Ein weiteres Grundstücksgeschäft erfolgte dem Bericht zufolge im Ortsteil Waasen. Im März 2020 veräußerte die Realitas Grawoe GmbH ein 3.738 Quadratmeter großes Grundstück für 373.800 Euro. Die Firma von Riedl hatte die Fläche im Herbst davor elf Personen für 300.000 Euro abgekauft. Zwölf Reihenhäuser wurden von der WET errichtet und inzwischen an die Bewohnerinnen und Bewohner übergeben. Beide Grundstücke seien „zu üblichen und marktkonformen Preisen erworben wurden“, teilte der Bauträger mit.

„Die Grundstücke in St. Johann wurden am Markt über Immobilienmakler angeboten“, teilte Riedl der APA mit. Bei den Flächen in Waasen sei man über ein Bieterverfahren im Rahmen einer Verlassenschaft zum Zug gekommen. „Der spätere Weiterverkauf an die Genossenschaft erfolgte nach der Anfrage der WET zu damals durchaus ortsüblichen Preisen“, betonte der Gemeindebund-Chef. „Bei allen genannten Grundstücken gab es schon zum Kaufzeitpunkt eine entsprechende Widmung, die eine ortsübliche Bebauung zulassen“, erklärte er.

Grüne orten Profitgier

Für das Projekt „Sonnenweiher“ mit mehr als 200 geplanten Häusern um einen etwa 36.000 Quadratmeter großen Foliensee soll Riedl laut Medienberichten mit dem Verkauf von davon betroffenen Grundstücken rund eine Million Euro verdient haben.

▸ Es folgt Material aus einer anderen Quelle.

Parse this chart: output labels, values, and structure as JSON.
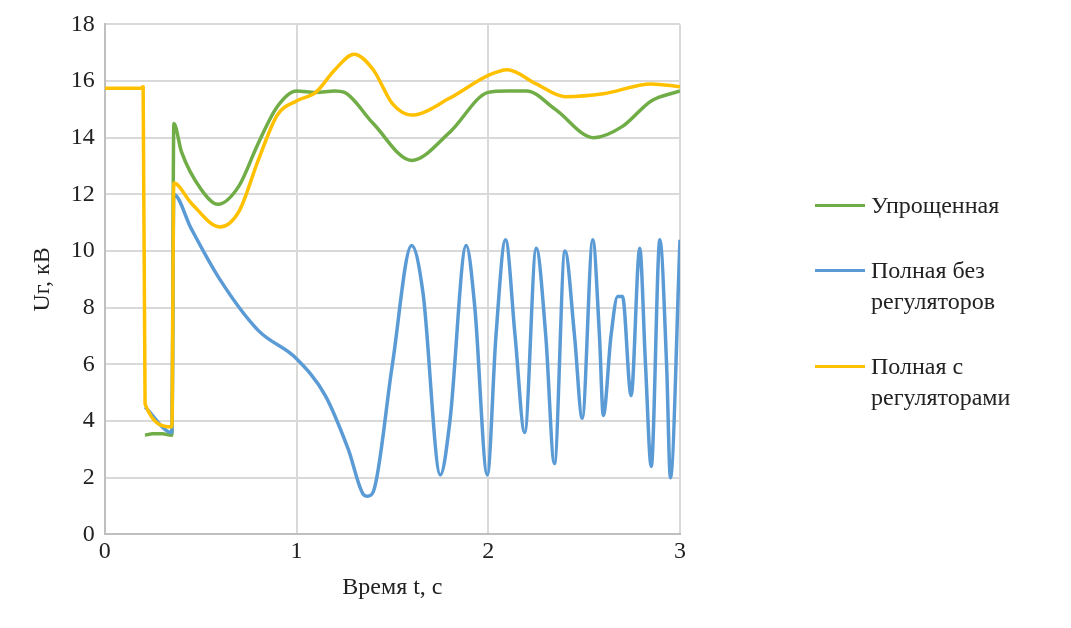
{
  "chart_data": {
    "type": "line",
    "xlabel": "Время t, с",
    "ylabel": "Uг, кВ",
    "xlim": [
      0,
      3
    ],
    "xticks": [
      0,
      1,
      2,
      3
    ],
    "ylim": [
      0,
      18
    ],
    "yticks": [
      0,
      2,
      4,
      6,
      8,
      10,
      12,
      14,
      16,
      18
    ],
    "grid": true,
    "legend": "right",
    "marker": "none",
    "line_style": "solid",
    "series": [
      {
        "name": "Упрощенная",
        "color": "#70ad47",
        "x": [
          0.21,
          0.25,
          0.3,
          0.35,
          0.36,
          0.4,
          0.5,
          0.59,
          0.7,
          0.8,
          0.9,
          1.0,
          1.1,
          1.2,
          1.25,
          1.4,
          1.6,
          1.8,
          2.0,
          2.1,
          2.2,
          2.35,
          2.55,
          2.7,
          2.85,
          3.0
        ],
        "values": [
          3.5,
          3.55,
          3.55,
          3.5,
          14.5,
          13.5,
          12.2,
          11.65,
          12.3,
          13.8,
          15.1,
          15.65,
          15.6,
          15.65,
          15.6,
          14.5,
          13.2,
          14.2,
          15.6,
          15.65,
          15.65,
          15.0,
          14.0,
          14.4,
          15.3,
          15.65
        ]
      },
      {
        "name": "Полная без регуляторов",
        "color": "#5b9bd5",
        "x": [
          0.21,
          0.35,
          0.36,
          0.45,
          0.6,
          0.8,
          1.0,
          1.15,
          1.27,
          1.35,
          1.37,
          1.4,
          1.5,
          1.6,
          1.66,
          1.75,
          1.8,
          1.885,
          1.93,
          1.995,
          2.04,
          2.09,
          2.14,
          2.19,
          2.25,
          2.3,
          2.345,
          2.4,
          2.45,
          2.49,
          2.545,
          2.58,
          2.6,
          2.64,
          2.675,
          2.7,
          2.745,
          2.79,
          2.82,
          2.85,
          2.895,
          2.93,
          2.95,
          3.0
        ],
        "values": [
          4.5,
          3.6,
          12.0,
          10.8,
          9.0,
          7.2,
          6.2,
          4.9,
          3.0,
          1.4,
          1.35,
          1.5,
          6,
          10.2,
          8.5,
          2.1,
          4,
          10.2,
          8,
          2.1,
          7,
          10.4,
          7,
          3.6,
          10.1,
          7,
          2.5,
          10.0,
          7,
          4.1,
          10.4,
          7,
          4.2,
          7,
          8.4,
          8.4,
          4.9,
          10.1,
          6,
          2.4,
          10.4,
          6,
          2.0,
          10.4
        ]
      },
      {
        "name": "Полная с регуляторами",
        "color": "#ffc000",
        "x": [
          0,
          0.19,
          0.2,
          0.21,
          0.35,
          0.36,
          0.45,
          0.6,
          0.7,
          0.8,
          0.9,
          1.0,
          1.1,
          1.2,
          1.3,
          1.4,
          1.5,
          1.6,
          1.8,
          2.0,
          2.1,
          2.25,
          2.4,
          2.6,
          2.85,
          3.0
        ],
        "values": [
          15.75,
          15.75,
          15.8,
          4.6,
          3.8,
          12.4,
          11.7,
          10.85,
          11.4,
          13.2,
          14.8,
          15.3,
          15.6,
          16.4,
          16.95,
          16.4,
          15.2,
          14.8,
          15.4,
          16.2,
          16.4,
          15.9,
          15.45,
          15.55,
          15.9,
          15.8
        ]
      }
    ]
  }
}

Das Vorhaben soll auch durch eine im Gemeinderat beschlossene Verschiebung von Gemeindegrenzen ermöglicht worden sein. Die Vorgänge sorgten für Kritik. Die Bezirkshauptmannschaft Tulln hat ein aufsichtsbehördliches Prüfungsverfahren eingeleitet.

„Erneut ist ein Fall aufgetaucht, bei dem Alfred Riedl höchstpersönlich üppig von Grundstücksdeals in seiner Heimatgemeinde Grafenwörth profitiert haben soll“, kommentierte Grünen-Generalsekretärin Olga Voglauer in einer schriftlichen Stellungnahme den Bericht: „Gemeindevertreter:innen sind gewählt, um für die Bürgerinnen und Bürger und die Zukunft unserer Kinder zu arbeiten. Und nicht, um unsere Äcker zum eigenen Vorteil in Beton und Geld zu verwandeln. Einmal mehr stellt sich die Frage, was Alfred Riedl wichtiger ist: Der eigene Profit oder die Anliegen der Bürger:innen.“

Causa bringt Forderungen nach Riedls Rücktritt

„Riedls Geschäfte in der eigenen Gemeinde, die er nicht privat, sondern jederzeit auch zum Wohle der Gemeindekasse und somit der Gemeindebürgerinnen und Gemeindebürger abwickeln hätte können, werfen kein gutes Licht auf die Bürgermeisterinnen und Bürgermeister in Österreich“, meinte Abg. Andreas Kollross, kommunalpolitischer Sprecher der SPÖ und Vorsitzender des Sozialdemokratischen GemeindevertreterInnenverbandes (GVV). Kollross betonte: „So sind wir nicht“, und legte gleichzeitig dem Gemeindebund-Präsidenten nahe, über das Wochenende darüber nachzudenken, „ob er im Interesse aller Städte und Gemeinden diese Funktion auch noch weiterhin ausüben kann“. Ein „ramponierter“ Gemeindebund-Präsident als Chefverhandler sei „nicht der verlässlichste Partner für die so wichtigen Finanzausgleichsverhandlungen“.

Niederösterreichs NEOS-Landesparteivorsitzende Indra Collini sprach in einer Aussendung vom Donnerstag von einer „verheerenden Optik“. Der Gemeindebund-Präsident scheine bei Immobilienspekulationen „kein Amateur zu sein, sondern es zu verstehen, seine Position als Bürgermeister entsprechend auszunutzen. Dieses gewinnbringende Geschäftsmodell für Freunderl und Familie dürfte er schon länger verfolgen“, so Collini. Ihr zufolge werde es Zeit, „dass er die entsprechenden Konsequenzen zieht und seine Ämter zurücklegt“.

Auch Greenpeace forderte den Rücktritt Riedls als Präsident des Gemeindebundes. „Machtmissbrauch und Naturzerstörung gehen in Österreich Hand in Hand“, meinte Olivia Herzog, Biodiversitätsexpertin bei Greenpeace in Österreich. Als „Gipfel der Absurdität“ bezeichnete sie, dass Riedl als Gemeindebund-Chef bisher eine nationale Bodenstrategie blockiere.